Cat Skulls
In 1897, Edward Hamilton, writing in the Annals of Scottish Natural History, stated:
It would seem that the original Wild Cat, as found in early historical times as well as in the Middle Ages, has for a long time been quite extinct in this country, its place being taken in the first instance by a mixed breed, in which the hereditary strain of the original wild race predominated. Later on, as the imported race increased in numbers and localities, this was superseded by a still more modified form of feral cat, in which the foreign characteristics of the ancestral progenitors of the domestic race, viz. the African cat, were in the ascendant, and prevail up to the present time.
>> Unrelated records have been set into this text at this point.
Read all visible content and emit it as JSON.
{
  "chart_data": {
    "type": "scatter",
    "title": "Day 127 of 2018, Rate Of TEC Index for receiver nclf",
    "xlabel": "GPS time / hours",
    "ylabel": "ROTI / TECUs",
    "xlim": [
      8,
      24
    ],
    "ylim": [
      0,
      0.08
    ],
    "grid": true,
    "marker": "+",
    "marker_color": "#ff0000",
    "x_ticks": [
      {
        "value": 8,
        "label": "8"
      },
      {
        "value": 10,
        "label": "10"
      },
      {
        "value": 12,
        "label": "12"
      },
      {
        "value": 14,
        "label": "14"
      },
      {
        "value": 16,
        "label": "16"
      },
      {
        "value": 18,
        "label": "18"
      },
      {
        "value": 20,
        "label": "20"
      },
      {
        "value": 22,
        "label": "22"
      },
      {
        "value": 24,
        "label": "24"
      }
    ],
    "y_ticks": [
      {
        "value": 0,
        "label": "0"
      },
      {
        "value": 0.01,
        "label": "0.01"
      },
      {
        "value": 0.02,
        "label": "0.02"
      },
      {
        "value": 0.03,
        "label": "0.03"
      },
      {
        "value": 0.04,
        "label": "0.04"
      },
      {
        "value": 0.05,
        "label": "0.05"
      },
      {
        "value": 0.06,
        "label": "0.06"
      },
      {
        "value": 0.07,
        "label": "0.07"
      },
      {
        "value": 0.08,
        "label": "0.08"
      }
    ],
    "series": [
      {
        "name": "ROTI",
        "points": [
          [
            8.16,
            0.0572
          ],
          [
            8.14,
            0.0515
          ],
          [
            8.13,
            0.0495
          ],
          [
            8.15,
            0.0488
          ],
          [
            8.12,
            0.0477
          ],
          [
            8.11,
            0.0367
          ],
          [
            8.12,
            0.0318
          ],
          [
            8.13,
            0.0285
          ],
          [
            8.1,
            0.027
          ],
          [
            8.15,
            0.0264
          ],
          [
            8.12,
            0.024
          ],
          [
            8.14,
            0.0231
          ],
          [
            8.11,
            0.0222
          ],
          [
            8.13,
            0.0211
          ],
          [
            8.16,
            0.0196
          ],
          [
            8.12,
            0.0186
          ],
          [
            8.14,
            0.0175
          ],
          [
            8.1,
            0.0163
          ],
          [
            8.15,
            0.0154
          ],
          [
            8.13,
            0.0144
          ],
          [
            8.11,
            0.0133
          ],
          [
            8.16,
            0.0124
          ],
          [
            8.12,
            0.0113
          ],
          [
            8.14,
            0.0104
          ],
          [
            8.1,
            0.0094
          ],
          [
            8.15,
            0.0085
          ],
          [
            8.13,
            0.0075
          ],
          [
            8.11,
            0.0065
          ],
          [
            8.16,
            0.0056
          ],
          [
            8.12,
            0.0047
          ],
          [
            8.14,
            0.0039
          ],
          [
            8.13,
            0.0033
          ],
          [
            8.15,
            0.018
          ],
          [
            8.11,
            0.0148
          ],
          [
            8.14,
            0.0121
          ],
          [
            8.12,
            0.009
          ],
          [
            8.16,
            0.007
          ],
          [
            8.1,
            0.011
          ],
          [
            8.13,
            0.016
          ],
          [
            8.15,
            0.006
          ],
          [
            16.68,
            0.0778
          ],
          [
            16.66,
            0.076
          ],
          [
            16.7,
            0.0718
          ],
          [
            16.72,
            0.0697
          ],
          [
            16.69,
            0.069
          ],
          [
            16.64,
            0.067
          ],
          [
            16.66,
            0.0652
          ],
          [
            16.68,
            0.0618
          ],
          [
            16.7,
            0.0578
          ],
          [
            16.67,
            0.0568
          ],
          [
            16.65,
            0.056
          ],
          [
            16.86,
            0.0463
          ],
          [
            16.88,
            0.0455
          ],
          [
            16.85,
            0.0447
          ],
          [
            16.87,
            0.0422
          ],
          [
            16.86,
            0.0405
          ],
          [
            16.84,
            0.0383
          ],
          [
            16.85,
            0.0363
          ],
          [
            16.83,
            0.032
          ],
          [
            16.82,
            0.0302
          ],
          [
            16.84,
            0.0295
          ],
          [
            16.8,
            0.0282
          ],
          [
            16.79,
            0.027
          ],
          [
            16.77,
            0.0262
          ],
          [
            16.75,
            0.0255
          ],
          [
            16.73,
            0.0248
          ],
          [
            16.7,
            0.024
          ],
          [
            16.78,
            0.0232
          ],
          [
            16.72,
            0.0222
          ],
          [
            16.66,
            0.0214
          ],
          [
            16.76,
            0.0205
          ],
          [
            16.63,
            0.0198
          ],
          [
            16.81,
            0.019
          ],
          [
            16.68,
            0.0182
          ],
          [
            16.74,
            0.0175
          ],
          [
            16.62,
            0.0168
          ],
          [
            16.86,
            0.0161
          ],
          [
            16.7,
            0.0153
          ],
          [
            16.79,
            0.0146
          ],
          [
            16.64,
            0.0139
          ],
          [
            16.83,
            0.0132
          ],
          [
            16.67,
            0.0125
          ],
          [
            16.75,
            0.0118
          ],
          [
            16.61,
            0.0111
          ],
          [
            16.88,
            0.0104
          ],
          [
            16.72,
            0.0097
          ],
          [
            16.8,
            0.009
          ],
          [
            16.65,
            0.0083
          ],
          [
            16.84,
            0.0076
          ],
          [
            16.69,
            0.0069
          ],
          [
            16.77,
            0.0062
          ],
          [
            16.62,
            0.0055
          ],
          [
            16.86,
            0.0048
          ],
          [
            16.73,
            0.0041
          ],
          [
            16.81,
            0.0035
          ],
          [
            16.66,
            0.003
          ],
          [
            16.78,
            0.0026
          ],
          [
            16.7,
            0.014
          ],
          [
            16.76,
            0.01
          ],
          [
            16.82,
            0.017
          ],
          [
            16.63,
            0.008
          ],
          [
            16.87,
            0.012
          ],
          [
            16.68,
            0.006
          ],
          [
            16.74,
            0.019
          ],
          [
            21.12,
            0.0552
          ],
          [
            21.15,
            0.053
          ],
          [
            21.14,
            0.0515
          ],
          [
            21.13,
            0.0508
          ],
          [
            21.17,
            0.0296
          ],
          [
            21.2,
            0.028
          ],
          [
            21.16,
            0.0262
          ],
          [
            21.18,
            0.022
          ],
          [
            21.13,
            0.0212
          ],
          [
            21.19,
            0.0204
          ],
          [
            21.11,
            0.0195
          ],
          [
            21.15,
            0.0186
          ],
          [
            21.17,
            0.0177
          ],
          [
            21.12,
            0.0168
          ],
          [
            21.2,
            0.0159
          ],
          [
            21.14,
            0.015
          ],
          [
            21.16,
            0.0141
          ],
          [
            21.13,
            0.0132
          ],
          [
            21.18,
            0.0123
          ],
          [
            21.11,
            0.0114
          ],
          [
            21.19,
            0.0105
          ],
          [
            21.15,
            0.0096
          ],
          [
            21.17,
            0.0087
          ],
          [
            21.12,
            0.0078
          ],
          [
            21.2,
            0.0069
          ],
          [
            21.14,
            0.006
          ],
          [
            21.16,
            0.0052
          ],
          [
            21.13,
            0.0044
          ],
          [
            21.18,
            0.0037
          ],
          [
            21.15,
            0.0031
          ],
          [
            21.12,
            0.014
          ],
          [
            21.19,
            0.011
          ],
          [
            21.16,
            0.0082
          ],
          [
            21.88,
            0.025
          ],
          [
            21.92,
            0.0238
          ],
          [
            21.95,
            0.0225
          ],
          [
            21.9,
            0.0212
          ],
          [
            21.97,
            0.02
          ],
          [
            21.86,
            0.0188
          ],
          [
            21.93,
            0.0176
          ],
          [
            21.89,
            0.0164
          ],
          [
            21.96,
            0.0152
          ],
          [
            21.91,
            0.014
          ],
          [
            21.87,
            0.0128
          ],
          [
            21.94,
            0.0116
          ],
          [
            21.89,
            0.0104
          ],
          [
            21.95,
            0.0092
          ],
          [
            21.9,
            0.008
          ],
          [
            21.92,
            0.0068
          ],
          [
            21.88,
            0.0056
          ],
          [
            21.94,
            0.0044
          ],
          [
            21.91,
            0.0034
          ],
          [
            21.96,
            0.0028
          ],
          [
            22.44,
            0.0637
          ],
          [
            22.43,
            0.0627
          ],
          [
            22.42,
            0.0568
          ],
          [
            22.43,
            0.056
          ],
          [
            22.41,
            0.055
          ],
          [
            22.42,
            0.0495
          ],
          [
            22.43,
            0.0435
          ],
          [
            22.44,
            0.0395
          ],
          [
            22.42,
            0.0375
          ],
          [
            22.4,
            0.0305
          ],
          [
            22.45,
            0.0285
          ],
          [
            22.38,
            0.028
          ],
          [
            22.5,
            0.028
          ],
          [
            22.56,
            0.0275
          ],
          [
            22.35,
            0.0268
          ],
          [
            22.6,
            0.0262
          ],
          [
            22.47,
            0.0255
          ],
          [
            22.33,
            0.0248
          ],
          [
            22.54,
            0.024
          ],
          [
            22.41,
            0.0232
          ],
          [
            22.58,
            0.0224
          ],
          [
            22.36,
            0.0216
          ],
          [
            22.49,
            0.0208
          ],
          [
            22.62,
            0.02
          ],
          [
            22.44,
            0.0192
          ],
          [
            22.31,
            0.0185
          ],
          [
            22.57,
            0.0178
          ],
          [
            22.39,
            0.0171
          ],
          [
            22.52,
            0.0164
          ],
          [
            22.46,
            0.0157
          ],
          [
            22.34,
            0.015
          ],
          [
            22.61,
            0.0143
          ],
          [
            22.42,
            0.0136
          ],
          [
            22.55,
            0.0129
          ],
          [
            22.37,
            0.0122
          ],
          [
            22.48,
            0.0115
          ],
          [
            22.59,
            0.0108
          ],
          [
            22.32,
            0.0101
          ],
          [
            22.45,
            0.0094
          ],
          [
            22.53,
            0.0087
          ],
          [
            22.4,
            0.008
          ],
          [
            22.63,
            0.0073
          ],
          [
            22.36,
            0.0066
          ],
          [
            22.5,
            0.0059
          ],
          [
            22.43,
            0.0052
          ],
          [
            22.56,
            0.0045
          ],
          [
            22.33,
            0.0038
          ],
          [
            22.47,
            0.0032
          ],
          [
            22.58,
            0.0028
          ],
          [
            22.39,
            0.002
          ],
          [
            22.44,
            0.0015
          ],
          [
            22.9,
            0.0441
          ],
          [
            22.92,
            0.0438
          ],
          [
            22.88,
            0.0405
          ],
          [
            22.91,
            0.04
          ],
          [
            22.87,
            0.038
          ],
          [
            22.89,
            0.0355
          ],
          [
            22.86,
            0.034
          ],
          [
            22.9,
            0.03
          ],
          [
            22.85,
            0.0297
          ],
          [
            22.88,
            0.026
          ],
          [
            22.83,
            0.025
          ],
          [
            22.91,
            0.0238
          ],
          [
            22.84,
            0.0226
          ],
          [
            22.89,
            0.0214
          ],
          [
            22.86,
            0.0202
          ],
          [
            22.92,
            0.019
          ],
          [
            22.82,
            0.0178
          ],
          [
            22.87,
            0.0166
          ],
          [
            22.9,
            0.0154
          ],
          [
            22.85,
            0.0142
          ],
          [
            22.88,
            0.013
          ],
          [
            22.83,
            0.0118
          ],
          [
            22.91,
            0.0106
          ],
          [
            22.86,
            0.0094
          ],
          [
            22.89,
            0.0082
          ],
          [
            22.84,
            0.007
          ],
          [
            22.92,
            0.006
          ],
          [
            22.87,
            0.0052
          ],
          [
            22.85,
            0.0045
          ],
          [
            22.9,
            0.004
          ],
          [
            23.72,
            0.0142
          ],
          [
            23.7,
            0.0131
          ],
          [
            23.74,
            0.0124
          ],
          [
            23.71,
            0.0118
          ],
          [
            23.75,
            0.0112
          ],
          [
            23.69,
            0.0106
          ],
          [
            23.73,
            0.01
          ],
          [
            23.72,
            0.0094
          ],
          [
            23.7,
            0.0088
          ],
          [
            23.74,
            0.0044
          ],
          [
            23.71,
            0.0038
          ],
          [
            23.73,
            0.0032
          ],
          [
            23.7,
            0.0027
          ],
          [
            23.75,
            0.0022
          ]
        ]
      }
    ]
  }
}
Hamilton goes on to describe the differences in the skulls of these cats
At the present time, after so many hundred years of the interbreeding of the two races, it is very difficult to determine the difference between these feral cats and the Felis catus as it existed in medaeval times. As far as my observations go, the chief distinctions are the form of the skull, and the general colour and markings of the fur.
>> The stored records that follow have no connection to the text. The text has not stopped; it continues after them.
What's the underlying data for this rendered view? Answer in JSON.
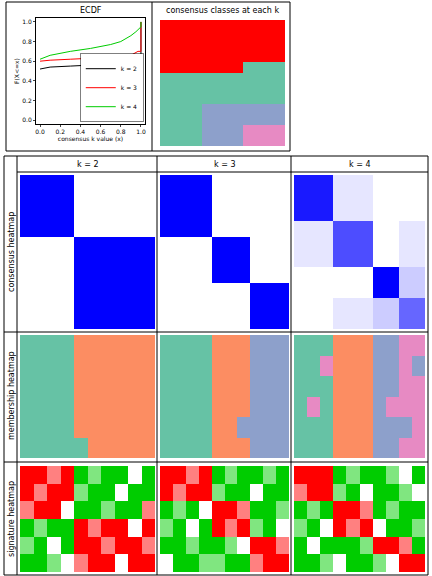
{
  "figure": {
    "row_titles": [
      "consensus heatmap",
      "membership heatmap",
      "signature heatmap"
    ]
  },
  "chart_data": [
    {
      "type": "line",
      "title": "ECDF",
      "x_label": "consensus k value (x)",
      "y_label": "F(X<=x)",
      "xlim": [
        -0.04,
        1.04
      ],
      "ylim": [
        -0.04,
        1.04
      ],
      "xticks": [
        {
          "value": 0,
          "label": "0.0"
        },
        {
          "value": 0.2,
          "label": "0.2"
        },
        {
          "value": 0.4,
          "label": "0.4"
        },
        {
          "value": 0.6,
          "label": "0.6"
        },
        {
          "value": 0.8,
          "label": "0.8"
        },
        {
          "value": 1,
          "label": "1.0"
        }
      ],
      "yticks": [
        {
          "value": 0,
          "label": "0.0"
        },
        {
          "value": 0.2,
          "label": "0.2"
        },
        {
          "value": 0.4,
          "label": "0.4"
        },
        {
          "value": 0.6,
          "label": "0.6"
        },
        {
          "value": 0.8,
          "label": "0.8"
        },
        {
          "value": 1,
          "label": "1.0"
        }
      ],
      "legend": "bottom right",
      "series": [
        {
          "name": "k = 2",
          "color": "#000000",
          "x": [
            0,
            0.1,
            0.3,
            0.5,
            0.7,
            0.9,
            0.97,
            1,
            1
          ],
          "values": [
            0.52,
            0.54,
            0.55,
            0.56,
            0.57,
            0.58,
            0.6,
            0.6,
            1
          ]
        },
        {
          "name": "k = 3",
          "color": "#ff0000",
          "x": [
            0,
            0.1,
            0.3,
            0.5,
            0.7,
            0.9,
            0.97,
            1,
            1
          ],
          "values": [
            0.6,
            0.61,
            0.62,
            0.63,
            0.64,
            0.66,
            0.7,
            0.7,
            1
          ]
        },
        {
          "name": "k = 4",
          "color": "#00cc00",
          "x": [
            0,
            0.1,
            0.3,
            0.5,
            0.7,
            0.8,
            0.9,
            0.95,
            1,
            1
          ],
          "values": [
            0.62,
            0.66,
            0.7,
            0.73,
            0.77,
            0.8,
            0.86,
            0.9,
            0.95,
            1
          ]
        }
      ]
    },
    {
      "type": "heatmap",
      "title": "consensus classes at each k",
      "tick_labels": false,
      "colors": [
        "#ff0000",
        "#66c2a5",
        "#8da0cb",
        "#e78ac3"
      ],
      "cells": [
        [
          1,
          1,
          1
        ],
        [
          1,
          1,
          1
        ],
        [
          1,
          1,
          1
        ],
        [
          1,
          1,
          1
        ],
        [
          1,
          1,
          2
        ],
        [
          2,
          2,
          2
        ],
        [
          2,
          2,
          2
        ],
        [
          2,
          2,
          2
        ],
        [
          2,
          3,
          3
        ],
        [
          2,
          3,
          3
        ],
        [
          2,
          3,
          4
        ],
        [
          2,
          3,
          4
        ]
      ]
    },
    {
      "type": "heatmap",
      "title": "k = 2",
      "tick_labels": false,
      "colors": [
        "#ffffff",
        "#0000ff"
      ],
      "color_range": [
        0,
        1
      ],
      "cells": [
        [
          1,
          1,
          1,
          1,
          0,
          0,
          0,
          0,
          0,
          0
        ],
        [
          1,
          1,
          1,
          1,
          0,
          0,
          0,
          0,
          0,
          0
        ],
        [
          1,
          1,
          1,
          1,
          0,
          0,
          0,
          0,
          0,
          0
        ],
        [
          1,
          1,
          1,
          1,
          0,
          0,
          0,
          0,
          0,
          0
        ],
        [
          0,
          0,
          0,
          0,
          1,
          1,
          1,
          1,
          1,
          1
        ],
        [
          0,
          0,
          0,
          0,
          1,
          1,
          1,
          1,
          1,
          1
        ],
        [
          0,
          0,
          0,
          0,
          1,
          1,
          1,
          1,
          1,
          1
        ],
        [
          0,
          0,
          0,
          0,
          1,
          1,
          1,
          1,
          1,
          1
        ],
        [
          0,
          0,
          0,
          0,
          1,
          1,
          1,
          1,
          1,
          1
        ],
        [
          0,
          0,
          0,
          0,
          1,
          1,
          1,
          1,
          1,
          1
        ]
      ]
    },
    {
      "type": "heatmap",
      "title": "k = 3",
      "tick_labels": false,
      "colors": [
        "#ffffff",
        "#0000ff"
      ],
      "color_range": [
        0,
        1
      ],
      "cells": [
        [
          1,
          1,
          1,
          1,
          0,
          0,
          0,
          0,
          0,
          0
        ],
        [
          1,
          1,
          1,
          1,
          0,
          0,
          0,
          0,
          0,
          0
        ],
        [
          1,
          1,
          1,
          1,
          0,
          0,
          0,
          0,
          0,
          0
        ],
        [
          1,
          1,
          1,
          1,
          0,
          0,
          0,
          0,
          0,
          0
        ],
        [
          0,
          0,
          0,
          0,
          1,
          1,
          1,
          0,
          0,
          0
        ],
        [
          0,
          0,
          0,
          0,
          1,
          1,
          1,
          0,
          0,
          0
        ],
        [
          0,
          0,
          0,
          0,
          1,
          1,
          1,
          0,
          0,
          0
        ],
        [
          0,
          0,
          0,
          0,
          0,
          0,
          0,
          1,
          1,
          1
        ],
        [
          0,
          0,
          0,
          0,
          0,
          0,
          0,
          1,
          1,
          1
        ],
        [
          0,
          0,
          0,
          0,
          0,
          0,
          0,
          1,
          1,
          1
        ]
      ]
    },
    {
      "type": "heatmap",
      "title": "k = 4",
      "tick_labels": false,
      "colors": [
        "#ffffff",
        "#0000ff"
      ],
      "color_range": [
        0,
        1
      ],
      "cells": [
        [
          0.9,
          0.9,
          0.9,
          0.1,
          0.1,
          0.1,
          0,
          0,
          0,
          0
        ],
        [
          0.9,
          0.9,
          0.9,
          0.1,
          0.1,
          0.1,
          0,
          0,
          0,
          0
        ],
        [
          0.9,
          0.9,
          0.9,
          0.1,
          0.1,
          0.1,
          0,
          0,
          0,
          0
        ],
        [
          0.1,
          0.1,
          0.1,
          0.7,
          0.7,
          0.7,
          0,
          0,
          0.1,
          0.1
        ],
        [
          0.1,
          0.1,
          0.1,
          0.7,
          0.7,
          0.7,
          0,
          0,
          0.1,
          0.1
        ],
        [
          0.1,
          0.1,
          0.1,
          0.7,
          0.7,
          0.7,
          0,
          0,
          0.1,
          0.1
        ],
        [
          0,
          0,
          0,
          0,
          0,
          0,
          1,
          1,
          0.2,
          0.2
        ],
        [
          0,
          0,
          0,
          0,
          0,
          0,
          1,
          1,
          0.2,
          0.2
        ],
        [
          0,
          0,
          0,
          0.1,
          0.1,
          0.1,
          0.2,
          0.2,
          0.6,
          0.6
        ],
        [
          0,
          0,
          0,
          0.1,
          0.1,
          0.1,
          0.2,
          0.2,
          0.6,
          0.6
        ]
      ]
    },
    {
      "type": "heatmap",
      "tick_labels": false,
      "colors": [
        "#66c2a5",
        "#fc8d62",
        "#8da0cb",
        "#e78ac3"
      ],
      "cells": [
        [
          1,
          1,
          1,
          1,
          2,
          2,
          2,
          2,
          2,
          2
        ],
        [
          1,
          1,
          1,
          1,
          2,
          2,
          2,
          2,
          2,
          2
        ],
        [
          1,
          1,
          1,
          1,
          2,
          2,
          2,
          2,
          2,
          2
        ],
        [
          1,
          1,
          1,
          1,
          2,
          2,
          2,
          2,
          2,
          2
        ],
        [
          1,
          1,
          1,
          1,
          2,
          2,
          2,
          2,
          2,
          2
        ],
        [
          1,
          1,
          1,
          1,
          1,
          2,
          2,
          2,
          2,
          2
        ]
      ]
    },
    {
      "type": "heatmap",
      "tick_labels": false,
      "colors": [
        "#66c2a5",
        "#fc8d62",
        "#8da0cb",
        "#e78ac3"
      ],
      "cells": [
        [
          1,
          1,
          1,
          1,
          2,
          2,
          2,
          3,
          3,
          3
        ],
        [
          1,
          1,
          1,
          1,
          2,
          2,
          2,
          3,
          3,
          3
        ],
        [
          1,
          1,
          1,
          1,
          2,
          2,
          2,
          3,
          3,
          3
        ],
        [
          1,
          1,
          1,
          1,
          2,
          2,
          2,
          3,
          3,
          3
        ],
        [
          1,
          1,
          1,
          1,
          2,
          2,
          3,
          3,
          3,
          3
        ],
        [
          1,
          1,
          1,
          1,
          2,
          2,
          2,
          3,
          3,
          3
        ]
      ]
    },
    {
      "type": "heatmap",
      "tick_labels": false,
      "colors": [
        "#66c2a5",
        "#fc8d62",
        "#8da0cb",
        "#e78ac3"
      ],
      "cells": [
        [
          1,
          1,
          1,
          2,
          2,
          2,
          3,
          3,
          4,
          4
        ],
        [
          1,
          1,
          4,
          2,
          2,
          2,
          3,
          3,
          4,
          3
        ],
        [
          1,
          1,
          1,
          2,
          2,
          2,
          3,
          3,
          4,
          4
        ],
        [
          1,
          4,
          1,
          2,
          2,
          2,
          3,
          4,
          4,
          4
        ],
        [
          1,
          1,
          1,
          2,
          2,
          2,
          3,
          3,
          3,
          4
        ],
        [
          1,
          1,
          1,
          2,
          2,
          2,
          3,
          3,
          4,
          4
        ]
      ]
    },
    {
      "type": "heatmap",
      "tick_labels": false,
      "colors": [
        "#00cc00",
        "#ffffff",
        "#ff0000"
      ],
      "color_range": [
        -1,
        1
      ],
      "cells": [
        [
          1,
          1,
          0.5,
          1,
          -1,
          -0.5,
          -1,
          -1,
          0,
          -1
        ],
        [
          1,
          0.5,
          1,
          1,
          -0.5,
          -1,
          -1,
          0,
          -1,
          -1
        ],
        [
          0.5,
          1,
          1,
          0,
          -1,
          -1,
          -0.5,
          -1,
          -1,
          0.5
        ],
        [
          -1,
          -0.5,
          -1,
          -1,
          1,
          0.5,
          1,
          1,
          0,
          1
        ],
        [
          -0.5,
          -1,
          0,
          -1,
          1,
          1,
          0.5,
          1,
          1,
          0.5
        ],
        [
          -1,
          -1,
          -0.5,
          0,
          0.5,
          1,
          1,
          0,
          1,
          1
        ]
      ]
    },
    {
      "type": "heatmap",
      "tick_labels": false,
      "colors": [
        "#00cc00",
        "#ffffff",
        "#ff0000"
      ],
      "color_range": [
        -1,
        1
      ],
      "cells": [
        [
          1,
          1,
          0.5,
          1,
          -1,
          -0.5,
          -1,
          -1,
          -0.5,
          -1
        ],
        [
          1,
          0.5,
          1,
          1,
          -0.5,
          -1,
          -1,
          0,
          -1,
          -1
        ],
        [
          -1,
          -0.5,
          -1,
          0,
          1,
          1,
          0.5,
          -1,
          -1,
          -0.5
        ],
        [
          -0.5,
          -1,
          0,
          -1,
          1,
          0.5,
          1,
          -0.5,
          -1,
          0
        ],
        [
          -1,
          -1,
          -0.5,
          -1,
          -1,
          -0.5,
          0,
          1,
          1,
          0.5
        ],
        [
          0,
          -1,
          -1,
          -0.5,
          -0.5,
          -1,
          -1,
          0.5,
          1,
          1
        ]
      ]
    },
    {
      "type": "heatmap",
      "tick_labels": false,
      "colors": [
        "#00cc00",
        "#ffffff",
        "#ff0000"
      ],
      "color_range": [
        -1,
        1
      ],
      "cells": [
        [
          1,
          1,
          1,
          -1,
          -0.5,
          -1,
          -1,
          -0.5,
          0,
          -1
        ],
        [
          0.5,
          1,
          1,
          -0.5,
          -1,
          0,
          -1,
          -1,
          -0.5,
          0
        ],
        [
          -1,
          -0.5,
          -1,
          1,
          1,
          0.5,
          -1,
          -0.5,
          -1,
          -1
        ],
        [
          -0.5,
          -1,
          0,
          1,
          0.5,
          1,
          0,
          -1,
          -1,
          -0.5
        ],
        [
          -1,
          0,
          -1,
          -1,
          -1,
          -0.5,
          1,
          1,
          0.5,
          -1
        ],
        [
          -1,
          -1,
          -0.5,
          0,
          -1,
          -1,
          -0.5,
          0,
          1,
          1
        ]
      ]
    }
  ]
}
1. In the true Wild Cat of earlier days, the skull is long and narrow. The frontal bones are narrow, depressed, and concave in the centre. The cranium is compressed and elongated. The occipital ridge is jagged and thick. The sagittal ridge, extending sometimes as far as the coronal suture, generally about half way. All the bones of the skull are thick and firmly welded together. The basal length is from 85 to 90 mm., and the breadth over parietals is 44 to 47 mm. See Fig. No. 1.
In the feral of Wild Cat of the present day in Scotland, the skull is short and broad, the cranium round and bulging. The frontal bones are broad, convex, or flat. The occipital ridge is thin and less jagged. The saggittal ridge is short or altogether absent. The bones of the skull are comparatively thin and less firm than in the true Wild Cat. The basal length is 78 to 84 mm., and the breadth over parietals 47 to 53 mm. See Fig. No. 2.
In the skull of the African cat (F. maniculata), Fig. 4, the frontal bones and cranium approximate to the same parts in Fig. A, while the same parts in the skull of the domestic cat, Fig 3, come nearer to those bones in Fig 2.